Further, private medical insurance can tie people to jobs because the insurance company that charges a reasonable rate to corporate clients can charge extortionate rates to private customers. In a world in which most employers are as loyal to their employees as a shark to a codfish, job-related insurance and benefits are liable to be wiped out at any time.
We also need to question the very expensive efforts some doctors make to preserve life when it appears to be hopeless. We consider life to be sacred and believe that it should be preserved where possible -- but what if the cost of preserving one life takes resources that could have preserved many?

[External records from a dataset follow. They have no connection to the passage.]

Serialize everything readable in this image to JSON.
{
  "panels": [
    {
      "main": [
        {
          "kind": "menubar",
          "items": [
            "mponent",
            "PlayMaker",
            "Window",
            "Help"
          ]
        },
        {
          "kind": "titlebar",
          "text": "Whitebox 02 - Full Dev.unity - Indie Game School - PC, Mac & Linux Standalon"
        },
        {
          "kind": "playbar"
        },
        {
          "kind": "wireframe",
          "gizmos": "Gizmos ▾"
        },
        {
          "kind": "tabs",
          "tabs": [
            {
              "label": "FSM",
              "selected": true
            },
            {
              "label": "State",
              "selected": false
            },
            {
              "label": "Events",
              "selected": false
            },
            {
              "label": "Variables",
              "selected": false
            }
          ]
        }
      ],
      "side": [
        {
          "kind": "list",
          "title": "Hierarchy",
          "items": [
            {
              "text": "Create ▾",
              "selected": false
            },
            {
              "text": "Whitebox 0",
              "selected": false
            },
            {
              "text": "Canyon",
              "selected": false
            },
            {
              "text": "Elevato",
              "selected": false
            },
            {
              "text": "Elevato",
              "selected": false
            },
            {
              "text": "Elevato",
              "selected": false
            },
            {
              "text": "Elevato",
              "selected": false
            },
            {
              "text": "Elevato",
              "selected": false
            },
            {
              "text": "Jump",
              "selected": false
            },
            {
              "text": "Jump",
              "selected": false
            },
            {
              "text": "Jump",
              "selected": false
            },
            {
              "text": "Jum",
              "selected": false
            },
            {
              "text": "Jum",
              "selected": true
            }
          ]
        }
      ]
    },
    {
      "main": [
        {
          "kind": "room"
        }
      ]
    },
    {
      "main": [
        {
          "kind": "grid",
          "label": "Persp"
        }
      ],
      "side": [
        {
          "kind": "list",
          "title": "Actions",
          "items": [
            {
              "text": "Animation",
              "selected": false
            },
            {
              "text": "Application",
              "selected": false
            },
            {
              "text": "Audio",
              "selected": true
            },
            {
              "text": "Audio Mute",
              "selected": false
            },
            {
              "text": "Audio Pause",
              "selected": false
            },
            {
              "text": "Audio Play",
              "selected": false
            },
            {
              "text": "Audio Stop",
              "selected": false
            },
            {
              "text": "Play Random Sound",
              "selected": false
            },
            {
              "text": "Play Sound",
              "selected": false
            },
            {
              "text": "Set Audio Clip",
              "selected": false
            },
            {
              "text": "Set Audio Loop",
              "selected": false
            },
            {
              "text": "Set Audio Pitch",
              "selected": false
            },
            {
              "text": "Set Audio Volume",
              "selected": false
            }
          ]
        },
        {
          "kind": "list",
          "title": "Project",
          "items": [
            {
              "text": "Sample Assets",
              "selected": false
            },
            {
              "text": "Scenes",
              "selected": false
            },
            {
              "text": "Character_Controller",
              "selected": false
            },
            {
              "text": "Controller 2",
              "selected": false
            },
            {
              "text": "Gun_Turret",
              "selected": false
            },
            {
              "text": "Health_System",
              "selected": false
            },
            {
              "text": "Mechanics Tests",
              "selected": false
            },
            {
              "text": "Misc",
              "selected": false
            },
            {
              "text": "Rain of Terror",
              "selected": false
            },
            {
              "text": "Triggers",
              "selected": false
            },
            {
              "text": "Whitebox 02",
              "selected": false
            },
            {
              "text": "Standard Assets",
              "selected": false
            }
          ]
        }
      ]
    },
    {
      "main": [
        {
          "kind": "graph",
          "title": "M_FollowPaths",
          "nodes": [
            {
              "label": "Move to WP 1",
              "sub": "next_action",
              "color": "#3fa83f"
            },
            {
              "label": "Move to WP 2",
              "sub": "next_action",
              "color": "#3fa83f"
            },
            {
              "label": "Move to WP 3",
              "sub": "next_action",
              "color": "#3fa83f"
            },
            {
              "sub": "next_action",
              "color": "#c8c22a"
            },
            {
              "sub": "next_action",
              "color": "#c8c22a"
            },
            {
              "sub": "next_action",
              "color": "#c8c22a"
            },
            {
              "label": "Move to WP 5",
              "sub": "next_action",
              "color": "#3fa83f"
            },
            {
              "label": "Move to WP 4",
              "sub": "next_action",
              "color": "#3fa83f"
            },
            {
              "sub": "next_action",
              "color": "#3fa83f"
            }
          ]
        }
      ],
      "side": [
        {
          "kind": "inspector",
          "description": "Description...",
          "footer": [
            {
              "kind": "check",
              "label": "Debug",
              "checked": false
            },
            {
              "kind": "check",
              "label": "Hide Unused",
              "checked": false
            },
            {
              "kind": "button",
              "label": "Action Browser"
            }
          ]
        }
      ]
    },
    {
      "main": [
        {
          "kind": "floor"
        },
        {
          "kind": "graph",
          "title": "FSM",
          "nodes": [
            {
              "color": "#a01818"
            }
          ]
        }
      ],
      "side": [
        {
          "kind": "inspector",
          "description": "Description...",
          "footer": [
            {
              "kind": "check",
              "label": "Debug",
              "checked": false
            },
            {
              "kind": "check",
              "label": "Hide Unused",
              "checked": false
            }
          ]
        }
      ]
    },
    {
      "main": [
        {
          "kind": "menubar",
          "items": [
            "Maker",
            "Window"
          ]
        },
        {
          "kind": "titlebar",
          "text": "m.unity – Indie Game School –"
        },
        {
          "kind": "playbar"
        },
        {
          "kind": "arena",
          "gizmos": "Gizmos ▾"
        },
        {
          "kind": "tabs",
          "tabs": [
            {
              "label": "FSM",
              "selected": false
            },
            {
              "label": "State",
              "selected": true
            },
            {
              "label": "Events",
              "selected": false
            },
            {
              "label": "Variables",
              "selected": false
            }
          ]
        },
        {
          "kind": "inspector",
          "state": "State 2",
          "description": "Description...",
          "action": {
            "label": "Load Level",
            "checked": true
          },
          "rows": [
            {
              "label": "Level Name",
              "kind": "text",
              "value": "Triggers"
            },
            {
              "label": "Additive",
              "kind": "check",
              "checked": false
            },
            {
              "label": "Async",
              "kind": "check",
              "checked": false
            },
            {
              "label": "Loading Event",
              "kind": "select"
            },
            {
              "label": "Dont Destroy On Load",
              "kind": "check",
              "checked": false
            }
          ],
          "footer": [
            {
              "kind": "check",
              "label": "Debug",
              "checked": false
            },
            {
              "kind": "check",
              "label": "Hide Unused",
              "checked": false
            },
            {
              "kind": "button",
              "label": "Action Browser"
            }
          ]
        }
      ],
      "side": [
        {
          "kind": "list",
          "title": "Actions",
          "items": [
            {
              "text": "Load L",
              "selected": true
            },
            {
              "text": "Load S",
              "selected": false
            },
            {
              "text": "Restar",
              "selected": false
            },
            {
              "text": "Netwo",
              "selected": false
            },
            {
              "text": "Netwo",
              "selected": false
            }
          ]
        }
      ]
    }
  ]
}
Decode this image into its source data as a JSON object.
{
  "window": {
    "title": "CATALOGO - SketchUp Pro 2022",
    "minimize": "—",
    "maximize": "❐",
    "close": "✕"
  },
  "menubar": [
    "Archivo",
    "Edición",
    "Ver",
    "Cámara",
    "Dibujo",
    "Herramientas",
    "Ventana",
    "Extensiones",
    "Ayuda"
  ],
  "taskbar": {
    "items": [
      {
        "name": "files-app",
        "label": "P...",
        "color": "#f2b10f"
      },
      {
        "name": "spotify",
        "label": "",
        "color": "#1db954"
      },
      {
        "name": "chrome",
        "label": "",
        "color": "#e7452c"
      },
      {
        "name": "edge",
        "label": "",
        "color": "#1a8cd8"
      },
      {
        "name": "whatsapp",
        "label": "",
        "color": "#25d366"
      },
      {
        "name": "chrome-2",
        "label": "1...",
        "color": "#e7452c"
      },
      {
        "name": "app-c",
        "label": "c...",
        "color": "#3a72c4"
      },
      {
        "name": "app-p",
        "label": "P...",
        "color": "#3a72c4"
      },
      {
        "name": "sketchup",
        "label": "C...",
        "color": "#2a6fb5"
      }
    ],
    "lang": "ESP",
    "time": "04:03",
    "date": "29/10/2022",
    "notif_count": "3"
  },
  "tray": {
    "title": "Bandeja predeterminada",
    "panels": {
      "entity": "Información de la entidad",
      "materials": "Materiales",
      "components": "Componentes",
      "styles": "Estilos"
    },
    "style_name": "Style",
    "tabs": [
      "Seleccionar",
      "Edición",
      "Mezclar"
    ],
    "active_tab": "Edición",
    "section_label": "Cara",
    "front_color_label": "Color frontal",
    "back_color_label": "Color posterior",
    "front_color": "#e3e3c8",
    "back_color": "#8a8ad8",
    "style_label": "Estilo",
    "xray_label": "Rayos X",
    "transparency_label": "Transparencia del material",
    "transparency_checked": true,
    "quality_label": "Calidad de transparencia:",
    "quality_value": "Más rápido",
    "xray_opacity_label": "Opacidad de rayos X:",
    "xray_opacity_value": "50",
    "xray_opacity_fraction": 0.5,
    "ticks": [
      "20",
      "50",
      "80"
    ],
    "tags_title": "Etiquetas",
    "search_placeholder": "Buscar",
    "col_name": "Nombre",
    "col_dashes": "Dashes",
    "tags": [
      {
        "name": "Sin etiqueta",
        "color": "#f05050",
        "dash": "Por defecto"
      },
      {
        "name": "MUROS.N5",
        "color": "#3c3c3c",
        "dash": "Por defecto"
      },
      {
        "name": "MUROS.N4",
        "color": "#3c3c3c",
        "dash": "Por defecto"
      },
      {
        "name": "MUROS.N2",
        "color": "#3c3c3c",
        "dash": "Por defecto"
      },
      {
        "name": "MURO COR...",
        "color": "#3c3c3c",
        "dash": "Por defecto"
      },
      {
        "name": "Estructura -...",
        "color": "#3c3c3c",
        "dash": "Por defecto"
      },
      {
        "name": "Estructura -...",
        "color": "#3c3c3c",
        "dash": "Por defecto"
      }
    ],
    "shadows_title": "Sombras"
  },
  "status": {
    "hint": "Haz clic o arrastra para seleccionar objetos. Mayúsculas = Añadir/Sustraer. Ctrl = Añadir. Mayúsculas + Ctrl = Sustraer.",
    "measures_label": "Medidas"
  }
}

A couple of times a year charitable groups fly children from the third world to Toronto for very expensive surgery. At the same time we have thousands of children in Canada's own third world -- the world of Indian Reserves -- who could benefit from much cheaper procedures. It's a fine thing for Canadian doctors to separate conjoined twins from Asia, but should we not take care of Canadian problems first?
Even where Canadian hospitals serve Canadians, they do not do it as well as they might. Hospitals tell us that one of the reasons about 8,000 Canadians die every year from super-bugs they pick up in hospitals is that Canadian hospitals can't afford proper infection-control systems and practices.
It sounds very noble to worry about the inadequate medical treatment available in some African and Asian countries but, as Canadians, we should worry first about the treatment available to Canadians in Canada. I sympathize with the third world, but the part of the third world I have the most sympathy for is the part within Canada.
We also need to address the problem of organ donation. Canadians are asked to fill out and carry a card if they are willing to donate their eyes, heart, liver or whatever after death but, even though many of us would be willing, few make the effort. Twenty-two countries around the world now use a "negative option" on organ donations -- if you don't fill out and carry a card that says your organs are not to be donated, it is assumed you are willing to donate. This makes a lot of sense and while it might require a referendum, we should at least consider it.
Some people think abortion is a crime. Maybe so, but in my world there are worse sins.
Life is a chemical process. I destroy life every time I swat a mosquito or eat a carrot.
The difference between a mosquito and a carrot and a human baby is that the baby can develop into that wonderful entity that we call a human being.
I don't like the idea of abortion because I suspect it may be traumatic for the mother, but I consider it a positive sin to bring a baby into the world if it is not wanted and will not be given a chance to develop to its full potential.
It's ironic that some people who insist on the "right to life" of unborn babies have no compunction about killing children and adults. If the abortion of a fetus is a sin how can you describe the bombing of a city or the use of depleted uranium weapons, cluster bombs or land mines?